Nous avons le plaisir de vous présenter une contribution de  Jan Koscinski,brillant étudiant à Sciences Po en Master Affairespubliques,specialisé en études internationales et problèmes énergétiques.

Pour l’avoir  vu nous- même à l’oeuvre ,nous pouvons vous assurer qu’il sera promis à un bel avenir, . De culture franco-polonaise,il a- tout jeune -parcouru le monde et notamment l’Europe et il possède bien entendu une culture et une comprehension internationales.

il a également vécu- dans le cadre des échanges universitaires – un an à Berlin.Il a en outre effectué un stage de quelque mois en Israel au Jerusalem Post.Nous sommes donc heureux de vous faire bénéficier de son expérience.Néanmoins ,il s’agit pour lui -comme il le dit-, »au delà du parcours professionnel ,de s’épanouir pour donner à chaque journée une saveur et un attrait. »

Nous lui souhaitons bonne chance et une longue , fructueuse et amicale collaboration dans Blogazoi.

Quand bleu marine et rouge foncé remplacent les pastels.

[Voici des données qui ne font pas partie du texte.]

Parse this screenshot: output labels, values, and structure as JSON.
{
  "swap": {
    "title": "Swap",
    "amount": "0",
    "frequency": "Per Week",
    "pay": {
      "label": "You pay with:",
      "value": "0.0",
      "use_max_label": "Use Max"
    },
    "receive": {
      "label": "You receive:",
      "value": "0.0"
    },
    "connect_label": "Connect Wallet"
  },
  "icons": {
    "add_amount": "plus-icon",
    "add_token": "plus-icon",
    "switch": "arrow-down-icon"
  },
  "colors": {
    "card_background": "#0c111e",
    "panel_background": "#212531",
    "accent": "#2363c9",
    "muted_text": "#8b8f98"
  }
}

Des néo-nazis au Parlement grec, un gouvernement italien qui accepte du bout des lèvres la lourde tâche de diriger ce pays en crise, et Marine Le Pen en troisième force politique française malgré ses lapsus… Face au radicalisme et au populisme, y-a-t-il une crise du libéralisme ?

Cela fait à peine un an que François Hollande a été élu président de la République française. A présent, ce président « normal » peine à remonter des abîmes de l’impopularité, tandis que son gouvernement affronte plusieurs scandales politiques.

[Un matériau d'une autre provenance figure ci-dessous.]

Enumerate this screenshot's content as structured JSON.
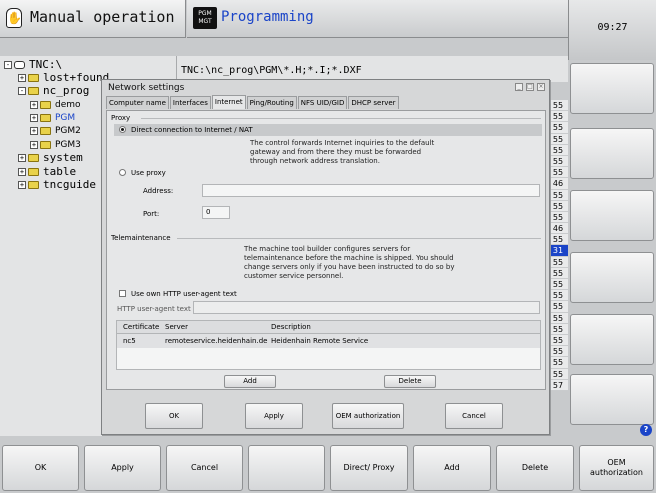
{
  "header": {
    "mode_title": "Manual operation",
    "pgm_badge_line1": "PGM",
    "pgm_badge_line2": "MGT",
    "program_title": "Programming",
    "clock": "09:27"
  },
  "tree": {
    "root": "TNC:\\",
    "items": [
      {
        "label": "lost+found",
        "expander": "+"
      },
      {
        "label": "nc_prog",
        "expander": "-"
      },
      {
        "label": "demo",
        "expander": "+"
      },
      {
        "label": "PGM",
        "expander": "+"
      },
      {
        "label": "PGM2",
        "expander": "+"
      },
      {
        "label": "PGM3",
        "expander": "+"
      },
      {
        "label": "system",
        "expander": "+"
      },
      {
        "label": "table",
        "expander": "+"
      },
      {
        "label": "tncguide",
        "expander": "+"
      }
    ]
  },
  "path": "TNC:\\nc_prog\\PGM\\*.H;*.I;*.DXF",
  "numbers": [
    "55",
    "55",
    "55",
    "55",
    "55",
    "55",
    "55",
    "46",
    "55",
    "55",
    "55",
    "46",
    "55",
    "31",
    "55",
    "55",
    "55",
    "55",
    "55",
    "55",
    "55",
    "55",
    "55",
    "55",
    "55",
    "57"
  ],
  "dialog": {
    "title": "Network settings",
    "tabs": [
      "Computer name",
      "Interfaces",
      "Internet",
      "Ping/Routing",
      "NFS UID/GID",
      "DHCP server"
    ],
    "proxy_group": "Proxy",
    "direct_option": "Direct connection to Internet / NAT",
    "direct_info": "The control forwards Internet inquiries to the default gateway and from there they must be forwarded through network address translation.",
    "use_proxy_option": "Use proxy",
    "address_label": "Address:",
    "address_value": "",
    "port_label": "Port:",
    "port_value": "0",
    "tele_group": "Telemaintenance",
    "tele_info": "The machine tool builder configures servers for telemaintenance before the machine is shipped. You should change servers only if you have been instructed to do so by customer service personnel.",
    "http_checkbox": "Use own HTTP user-agent text",
    "http_label": "HTTP user-agent text",
    "table": {
      "headers": [
        "Certificate",
        "Server",
        "Description"
      ],
      "rows": [
        [
          "nc5",
          "remoteservice.heidenhain.de",
          "Heidenhain Remote Service"
        ]
      ]
    },
    "add_label": "Add",
    "delete_label": "Delete",
    "ok_label": "OK",
    "apply_label": "Apply",
    "oem_label": "OEM authorization",
    "cancel_label": "Cancel"
  },
  "softkeys": [
    "OK",
    "Apply",
    "Cancel",
    "",
    "Direct/ Proxy",
    "Add",
    "Delete",
    "OEM authorization"
  ],
  "colors": {
    "accent": "#1a44c8",
    "folder": "#e9d24a",
    "panel": "#e6e7e8"
  }
}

A ce rythme-là, la confiance en nos institutions et notre démocratie s’effrite au sein de l’opinion publique. Or les Français n’en ont pas fini avec les rendez-vous électoraux. En ligne de mire : les municipales puis les européennes. Réapparaît alors un aspect préoccupant de la vie politique des dernières années : les extrêmes, à droite comme à gauche, aux idéologies et slogans inquiétants enregistrent des succès croissants.

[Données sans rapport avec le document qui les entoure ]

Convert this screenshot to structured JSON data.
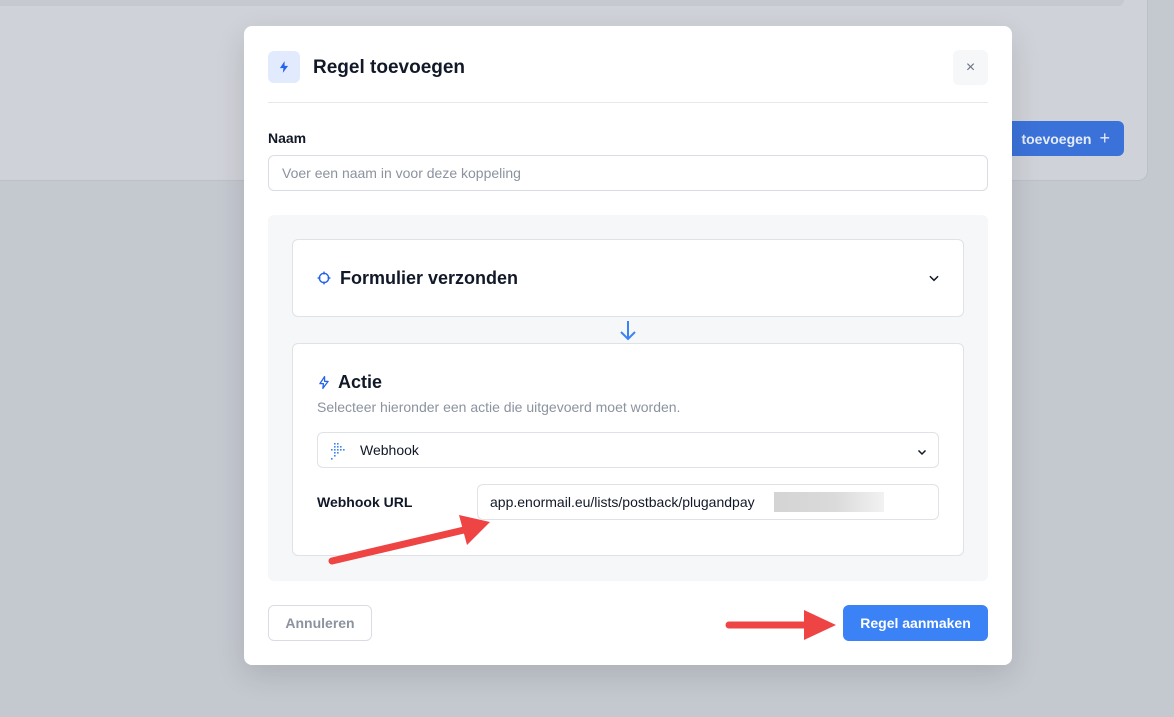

Avec son score de 17,79 % obtenu au premier tour des présidentielles de 2002, Jean-Marie Le Pen avait fait rentrer le 21 avril de cette année dans l’histoire. En France, on s’était alors promis : plus jamais ça ! Promesse de Gascon visiblement.

Car après le bref affaiblissement des partis d’extrême droite et d’extrême gauche en 2007, ces derniers ont totalisé près d’un tiers des voix au premier tour des présidentielles de cette année, avec près de 18 % pour Marine Le Pen et 11 % pour Jean-Luc Mélenchon. Des scores bien élevés pour des partis qui se voulaient longtemps antisystèmes.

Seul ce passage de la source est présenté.